This is a problem I’ve been thinking a good deal about lately, without really coming to any conclusion, maybe because there is no right way. The issue can be summed up fairly easily, but it does betray the multitude of issue that lie beneath.
How do you handle non-english terms in your code?
I imagine most programmers write their code in english. This simply makes the most sense, I’m sure people will agree with this. The vast majority of pre-existing code (libraries, APIs) is in english. The literature and enviroments that programmers need to work in or with are english. And sometimes even technical issues, such as tool chain inabilities to handle some more complex character sets. While the issue is fairly banal, it does relate to the core issues in programming, semiotics and the encoding of meaning in the written word.
Programming is solving problems in some domain, be it mathematics, the local post office or a ticket seating systems for a stadium, and as such, you deal in the terms found in that domain. But when you’re not dealing with an english domain term, how do you handle that? I’m sure almost every non-english CS student has come across this issue, as universities tend to be a place where the native language is valued highly (and rightly so), and thus even very technical terms have found local translations.
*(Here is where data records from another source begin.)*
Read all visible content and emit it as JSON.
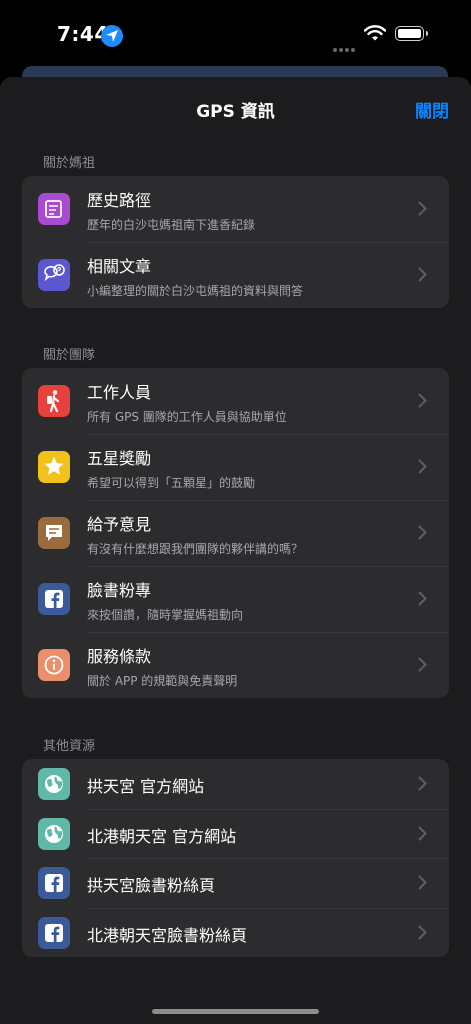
{
  "status_bar": {
    "time": "7:44"
  },
  "nav": {
    "title": "GPS 資訊",
    "close_label": "關閉"
  },
  "sections": [
    {
      "header": "關於媽祖",
      "items": [
        {
          "title": "歷史路徑",
          "subtitle": "歷年的白沙屯媽祖南下進香紀錄",
          "icon": "scroll-icon",
          "color": "#a94bd0"
        },
        {
          "title": "相關文章",
          "subtitle": "小編整理的關於白沙屯媽祖的資料與問答",
          "icon": "question-bubble-icon",
          "color": "#5a57cf"
        }
      ]
    },
    {
      "header": "關於團隊",
      "items": [
        {
          "title": "工作人員",
          "subtitle": "所有 GPS 團隊的工作人員與協助單位",
          "icon": "hiker-icon",
          "color": "#e8413c"
        },
        {
          "title": "五星獎勵",
          "subtitle": "希望可以得到「五顆星」的鼓勵",
          "icon": "star-icon",
          "color": "#f1c21b"
        },
        {
          "title": "給予意見",
          "subtitle": "有沒有什麼想跟我們團隊的夥伴講的嗎？",
          "icon": "message-icon",
          "color": "#9a6b3c"
        },
        {
          "title": "臉書粉專",
          "subtitle": "來按個讚，隨時掌握媽祖動向",
          "icon": "facebook-icon",
          "color": "#3b5a9a"
        },
        {
          "title": "服務條款",
          "subtitle": "關於 APP 的規範與免責聲明",
          "icon": "info-icon",
          "color": "#ea8e6c"
        }
      ]
    },
    {
      "header": "其他資源",
      "items": [
        {
          "title": "拱天宮 官方網站",
          "icon": "globe-icon",
          "color": "#5fb8a8"
        },
        {
          "title": "北港朝天宮 官方網站",
          "icon": "globe-icon",
          "color": "#5fb8a8"
        },
        {
          "title": "拱天宮臉書粉絲頁",
          "icon": "facebook-icon",
          "color": "#3b5a9a"
        },
        {
          "title": "北港朝天宮臉書粉絲頁",
          "icon": "facebook-icon",
          "color": "#3b5a9a"
        }
      ]
    }
  ]
}
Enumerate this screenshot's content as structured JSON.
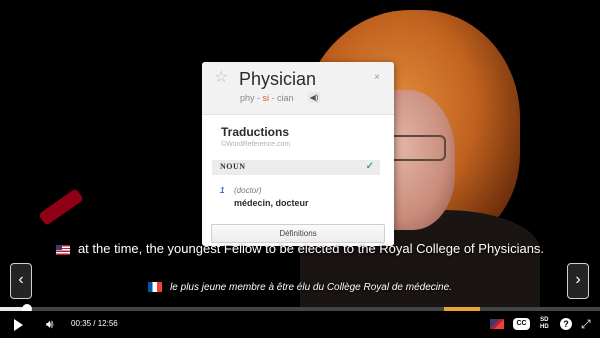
{
  "popup": {
    "word": "Physician",
    "pron_pre": "phy - ",
    "pron_stress": "si",
    "pron_post": " - cian",
    "close": "×",
    "heading": "Traductions",
    "source": "©WordReference.com",
    "pos": "NOUN",
    "sense_number": "1",
    "sense_context": "(doctor)",
    "sense_translation": "médecin, docteur",
    "definitions_label": "Définitions",
    "icons": {
      "star": "star-icon",
      "speaker": "speaker-icon",
      "check": "check-icon"
    },
    "colors": {
      "stress": "#e4572e",
      "check": "#3aa86b",
      "sense_number": "#3b6dc9"
    }
  },
  "subtitles": {
    "english": "at the time, the youngest Fellow to be elected to the Royal College of Physicians.",
    "french": "le plus jeune membre à être élu du Collège Royal de médecine."
  },
  "nav": {
    "prev": "‹",
    "next": "›"
  },
  "player": {
    "current_time": "00:35",
    "separator": " / ",
    "duration": "12:56",
    "progress_fraction": 0.045,
    "buffered_start_fraction": 0.74,
    "buffered_end_fraction": 0.8,
    "cc_label": "CC",
    "quality_sd": "SD",
    "quality_hd": "HD",
    "help": "?",
    "colors": {
      "buffered": "#e8a33a",
      "progress": "#e9e9e9"
    }
  }
}
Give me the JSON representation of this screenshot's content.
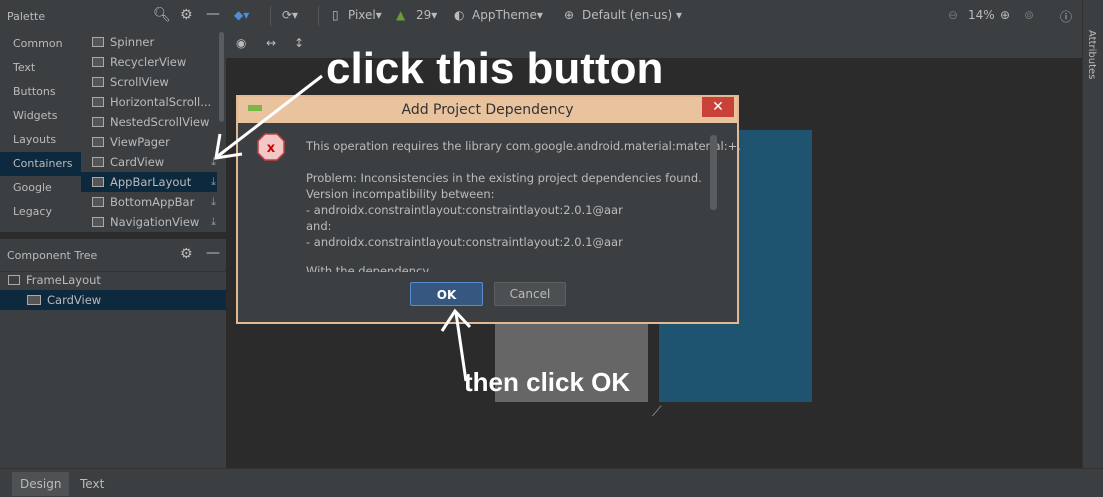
{
  "palette": {
    "title": "Palette",
    "categories": [
      "Common",
      "Text",
      "Buttons",
      "Widgets",
      "Layouts",
      "Containers",
      "Google",
      "Legacy"
    ],
    "selected_category": "Containers",
    "items": [
      {
        "label": "Spinner",
        "download": false
      },
      {
        "label": "RecyclerView",
        "download": false
      },
      {
        "label": "ScrollView",
        "download": false
      },
      {
        "label": "HorizontalScroll...",
        "download": false
      },
      {
        "label": "NestedScrollView",
        "download": false
      },
      {
        "label": "ViewPager",
        "download": false
      },
      {
        "label": "CardView",
        "download": true
      },
      {
        "label": "AppBarLayout",
        "download": true
      },
      {
        "label": "BottomAppBar",
        "download": true
      },
      {
        "label": "NavigationView",
        "download": true
      }
    ],
    "selected_item": "AppBarLayout"
  },
  "toolbar": {
    "device": "Pixel",
    "api": "29",
    "theme": "AppTheme",
    "locale": "Default (en-us)",
    "zoom": "14%"
  },
  "tree": {
    "title": "Component Tree",
    "nodes": [
      "FrameLayout",
      "CardView"
    ]
  },
  "attributes_label": "Attributes",
  "bottom_tabs": [
    "Design",
    "Text"
  ],
  "dialog": {
    "title": "Add Project Dependency",
    "close": "✕",
    "lines": [
      "This operation requires the library com.google.android.material:material:+.",
      "",
      "Problem: Inconsistencies in the existing project dependencies found.",
      "Version incompatibility between:",
      "-   androidx.constraintlayout:constraintlayout:2.0.1@aar",
      "and:",
      "-   androidx.constraintlayout:constraintlayout:2.0.1@aar",
      "",
      "With the dependency"
    ],
    "ok_label": "OK",
    "cancel_label": "Cancel"
  },
  "annotations": {
    "top": "click this button",
    "bottom": "then click OK"
  },
  "colors": {
    "accent": "#365880",
    "selection": "#0d293e",
    "dialog_border": "#e2b995",
    "teal": "#1f5470"
  }
}
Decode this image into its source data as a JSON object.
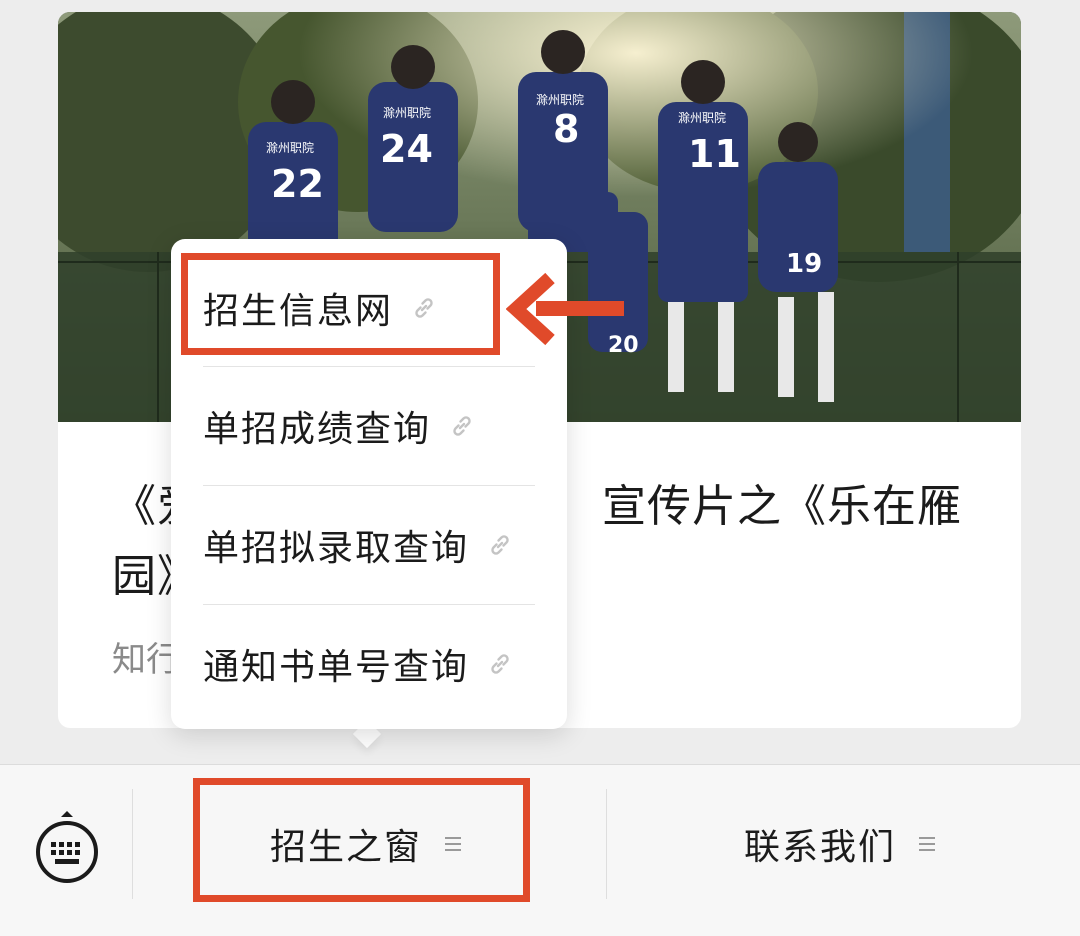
{
  "article": {
    "title_line1": "《爱",
    "title_line1_right": "宣传片之《乐在雁",
    "title_line2": "园》",
    "source": "知行"
  },
  "hero_image": {
    "jersey_numbers": [
      "22",
      "24",
      "8",
      "11",
      "19",
      "20"
    ],
    "jersey_text": "滁州职院"
  },
  "popup_menu": {
    "items": [
      {
        "label": "招生信息网",
        "icon": "link-icon"
      },
      {
        "label": "单招成绩查询",
        "icon": "link-icon"
      },
      {
        "label": "单招拟录取查询",
        "icon": "link-icon"
      },
      {
        "label": "通知书单号查询",
        "icon": "link-icon"
      }
    ]
  },
  "bottom_bar": {
    "keyboard_icon": "keyboard-icon",
    "menus": [
      {
        "label": "招生之窗",
        "icon": "menu-lines-icon"
      },
      {
        "label": "联系我们",
        "icon": "menu-lines-icon"
      }
    ]
  },
  "colors": {
    "highlight": "#e04a2a",
    "background": "#ededed",
    "jersey": "#2a3870"
  }
}
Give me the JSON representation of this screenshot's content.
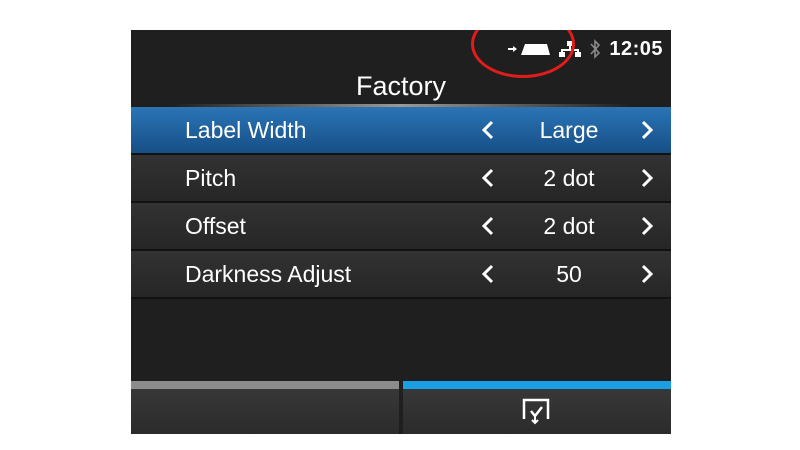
{
  "status_bar": {
    "time": "12:05",
    "icons": [
      "media-feed-icon",
      "network-icon",
      "bluetooth-icon"
    ],
    "highlight_color": "#e21b1b"
  },
  "screen": {
    "title": "Factory"
  },
  "menu": {
    "items": [
      {
        "label": "Label Width",
        "value": "Large",
        "selected": true
      },
      {
        "label": "Pitch",
        "value": "2 dot",
        "selected": false
      },
      {
        "label": "Offset",
        "value": "2 dot",
        "selected": false
      },
      {
        "label": "Darkness Adjust",
        "value": "50",
        "selected": false
      }
    ]
  },
  "footer": {
    "left_button_icon": "",
    "right_button_icon": "print-check-icon",
    "accent_color": "#1a9ee6"
  },
  "colors": {
    "selection": "#2a74b6",
    "background": "#1f1f1f"
  }
}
The problems of encoding and translations are not new issues. The image depicts the top of the Rosetta Stone, showing the then lost egyption heiroglyphs encoding.
Indblikskode versus Access code
To keep it from being completely abstract, let’s take on an example. At work, we have a massive EDM system. As part of the security of this system, there’s a term called “indblikskode”. This denotes a code which a user has in the system. The code allows the user to view (and otherwise interact) with documents in the system. So, do we translate this danish term, or do we use it as is?
Indblikskode is an exact term with a specific meaning when coupled with our EDM system, but if I translate it into for example “access code”, which may well mean the same thing, it has lost all the embedded meaning when coupled with our EDM system. If we forego a translation, we risc ending up with pidgin english, such as
getIndblikskode();. Having myself, and anyone who may have to handle the code, plays translator isn’t exactly very productive either. And herein lies the issue.
How to properly balance the loss of information as you move away from the terms of the problem domain, versus the problems of mixing languages.
As always the answer is probably “it depends”. Who will look at the code after you’re done with it? How well can translations actually be made? Can only some terms be translated? The issue is that this problem is most oftenly handled by programmers, who sit with their editors, and are naming variables. It’s unrealistic to expect to commitee such work, and most programmers must simply work from a gut feeling.